To be fair, that instruction does have some satirical purchase – there’s a point here about how children are expected to “complete” relationships – and the argument is hammered home as the child develops into a blank, needy monster with a voice like grinding gears.

Senan Jennings and Eanna Hardwicke are first rate as the younger and (the kid grows absurdly quickly) older versions of the couple’s unlovely charge.

Finnegan and his cowriter Garret Shanley make no real effort to conceal what is really going on. Early on, we encounter a dead bird apparently thrown from its nest by cuckoos. The film is called Vivarium, for heaven’s sake. If you haven’t already got some notion then you need to bone up on your fiction of the uncanny.

The source of the oddness – like the hackneyed digs at suburban life – is, however, little more than decoration on a neatly constructed exercise in creative alienation.

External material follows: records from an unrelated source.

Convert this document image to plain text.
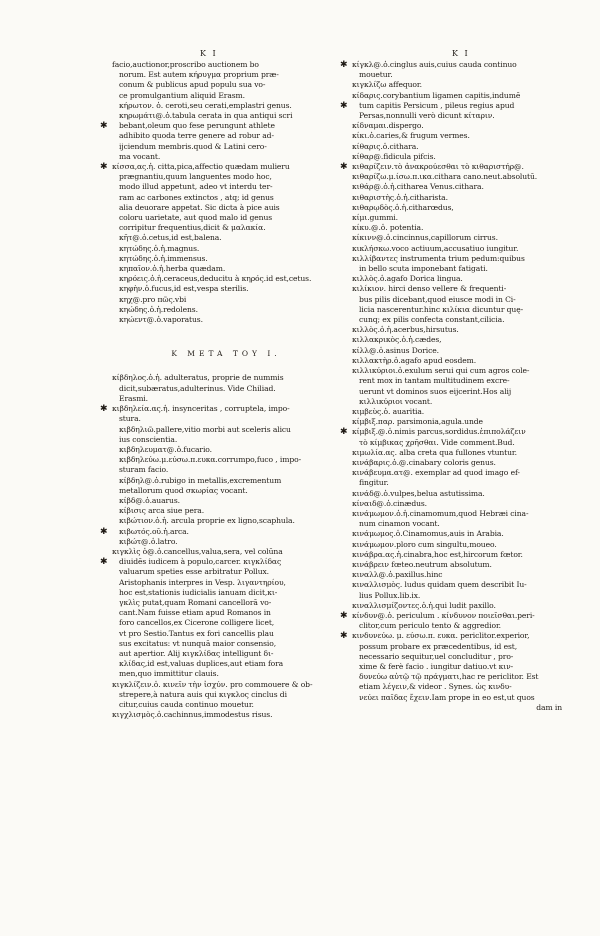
K I	K I
facio,auctionor,proscribo auctionem bo
norum. Est autem κήρυγμα proprium præ-
conum & publicus apud populu sua vo-
ce promulgantium aliquid Erasm.
κήρωτον. ὁ. ceroti,seu cerati,emplastri genus.
κηρωμάτι@.ὁ.tabula cerata in qua antiqui scri
✱ bebant,oleum quo fese perungunt athlete
adhibito quoda terre genere ad robur ad-
ijciendum membris.quod & Latini cero-
ma vocant.
✱ κίσσα,ας.ἡ. citta,pica,affectio quædam mulieru
prægnantiu,quum languentes modo hoc,
modo illud appetunt, adeo vt interdu ter-
ram ac carbones extinctos , atq; id genus
alia deuorare appetat. Sic dicta à pice auis
coloru uarietate, aut quod malo id genus
corripitur frequentius,dicit & μαλακία.
κῆτ@.ὁ.cetus,id est,balena.
κητώδης.ὁ.ἡ.magnus.
κητώδης.ὁ.ἡ.immensus.
κηπαῖον.ὁ.ἡ.herba quædam.
κηρόεις.ὁ.ἡ.ceraceus,deducitu à κηρός.id est,cetus.
κηφὴν.ὁ.fucus,id est,vespa sterilis.
κηχ@.pro πῶς.vbi
κηώδης.ὁ.ἡ.redolens.
κηώεντ@.ὁ.vaporatus.
K META TOY I.
κίβδηλος.ὁ.ἡ. adulteratus, proprie de nummis
dicit,subæratus,adulterinus. Vide Chiliad.
Erasmi.
✱ κιβδηλεία.ας.ἡ. insynceritas , corruptela, impo-
stura.
κιβδηλιῶ.pallere,vitio morbi aut sceleris alicu
ius conscientia.
κιβδηλευματ@.ὁ.fucario.
κιβδηλεύω.μ.εύσω.π.ευκα.corrumpo,fuco , impo-
sturam facio.
κίβδηλ@.ὁ.rubigo in metallis,excrementum
metallorum quod σκωρίας vocant.
κίβδ@.ὁ.auarus.
κίβισις arca siue pera.
κιβώτιον.ὁ.ἡ. arcula proprie ex ligno,scaphula.
✱ κιβωτός.οῦ.ἡ.arca.
κιβώτ@.ὁ.latro.
κιγκλὶς ὁ@.ὁ.cancellus,valua,sera, vel colūna
✱ diuidēs iudicem à populo,carcer. κιγκλίδας
valuarum speties esse arbitratur Pollux.
Aristophanis interpres in Vesp. λιγαντηρίου,
hoc est,stationis iudicialis ianuam dicit,κι-
γκλὶς putat,quam Romani cancellorā vo-
cant.Nam fuisse etiam apud Romanos in
foro cancellos,ex Cicerone colligere licet,
vt pro Sestio.Tantus ex fori cancellis plau
sus excitatus: vt nunquā maior consensio,
aut apertior. Alij κιγκλίδας intelligunt δι-
κλίδας,id est,valuas duplices,aut etiam fora
men,quo immittitur clauis.
κιγκλίζειν.ὁ. κινεῖν τὴν ἰσχύν. pro commouere & ob-
strepere,à natura auis qui κιγκλος cinclus di
citur,cuius cauda continuo mouetur.
κιγχλισμὸς.ὁ.cachinnus,immodestus risus.
✱ κίγκλ@.ὁ.cinglus auis,cuius cauda continuo
mouetur.
κιγκλίζω affequor.
κίδαρις.corybantium ligamen capitis,indumē
✱ tum capitis Persicum , pileus regius apud
Persas,nonnulli verò dicunt κίταριν.
κίδναμαι.dispergo.
κίκι.ὁ.caries,& frugum vermes.
κίθαρις.ὁ.cithara.
κίθαρ@.fidicula pifcis.
✱ κιθαρίζειν.τὸ ἀνακρούεσθαι τὸ κιθαριστήρ@.
κιθαρίζω.μ.ίσω.π.ικα.cithara cano.neut.absolutū.
κιθάρ@.ὁ.ἡ.citharea Venus.cithara.
κιθαριστὴς.ὁ.ἡ.citharista.
κιθαρῳδὸς.ὁ.ἡ.citharœdus,
κίμι.gummi.
κίκυ.@.ὁ. potentia.
κίκινν@.ὁ.cincinnus,capillorum cirrus.
κικλήσκω.voco actiuum,accusatiuo iungitur.
κιλλίβαντες instrumenta trium pedum:quibus
in bello scuta imponebant fatigati.
κιλλὸς.ὁ.agafo Dorica lingua.
κιλίκιον. hirci denso vellere & frequenti-
bus pilis dicebant,quod eiusce modi in Ci-
licia nascerentur.hinc κιλίκια dicuntur quę-
cunq; ex pilis confecta constant,cilicia.
κιλλὸς.ὁ.ἡ.acerbus,hirsutus.
κιλλακρικὸς.ὁ.ἡ.cædes,
κίλλ@.ὁ.asinus Dorice.
κιλλακτὴρ.ὁ.agafo apud eosdem.
κιλλικύριοι.ὁ.exulum serui qui cum agros cole-
rent mox in tantam multitudinem excre-
uerunt vt dominos suos eijcerint.Hos alij
κιλλικύριοι vocant.
κιμβεὺς.ὁ. auaritia.
κίμβιξ.παρ. parsimonia,agula.unde
✱ κίμβιξ.@.ὁ.nimis parcus,sordidus.ἐπιπολάζειν
τὸ κίμβικας χρῆσθαι. Vide comment.Bud.
κιμωλία.ας. alba creta qua fullones vtuntur.
κινάβαρις.ὁ.@.cinabary coloris genus.
κινάβευμα.ατ@. exemplar ad quod imago ef-
fingitur.
κινάδ@.ὁ.vulpes,belua astutissima.
κίναιδ@.ὁ.cinædus.
κινάμωμον.ὁ.ἡ.cinamomum,quod Hebræi cina-
num cinamon vocant.
κινάμωμος.ὁ.Cinamomus,auis in Arabia.
κινάμωμον.ploro cum singultu,moueo.
κινάβρα.ας.ἡ.cinabra,hoc est,hircorum fœtor.
κινάβρειν fœteo.neutrum absolutum.
κιναλλ@.ὁ.paxillus.hinc
κιναλλισμὸς. ludus quidam quem describit Iu-
lius Pollux.lib.ix.
κιναλλισμίζοντες.ὁ.ἡ.qui ludit paxillo.
✱ κίνδυν@.ὁ. periculum . κίνδυνον ποιεῖσθαι.peri-
clitor,cum periculo tento & aggredior.
✱ κινδυνεύω. μ. εύσω.π. ευκα. periclitor.experior,
possum probare ex præcedentibus, id est,
necessario sequitur,uel concluditur , pro-
xime & ferè facio . iungitur datiuo.vt κιν-
δυνεύω αὐτῷ τῷ πράγματι,hac re periclitor. Est
etiam λέγειν,& videor . Synes. ὡς κινδυ-
νεύει παῖδας ἔχειν.Iam prope in eo est,ut quos
dam in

Featuring icy production design that makes a virtue of its own washed-out blandness, Vivarium would work just as well if no solution was offered for the slide into civilised macabre. Moving from his standard New York neurotic, Eisenberg does a convincing job of moving from frustration to a violent, active mania. Poots is better still as someone who can’t find the words to communicate her growing despair.

The final act felt, on first viewing, like a disappointing, flail around Dr Caligari’s Cabinet, but, in the current climate, the entire piece feels accidentally urgent. The empty streets are our streets. The closed-in protagonists are us. At least they only have to put up with it for 97 minutes.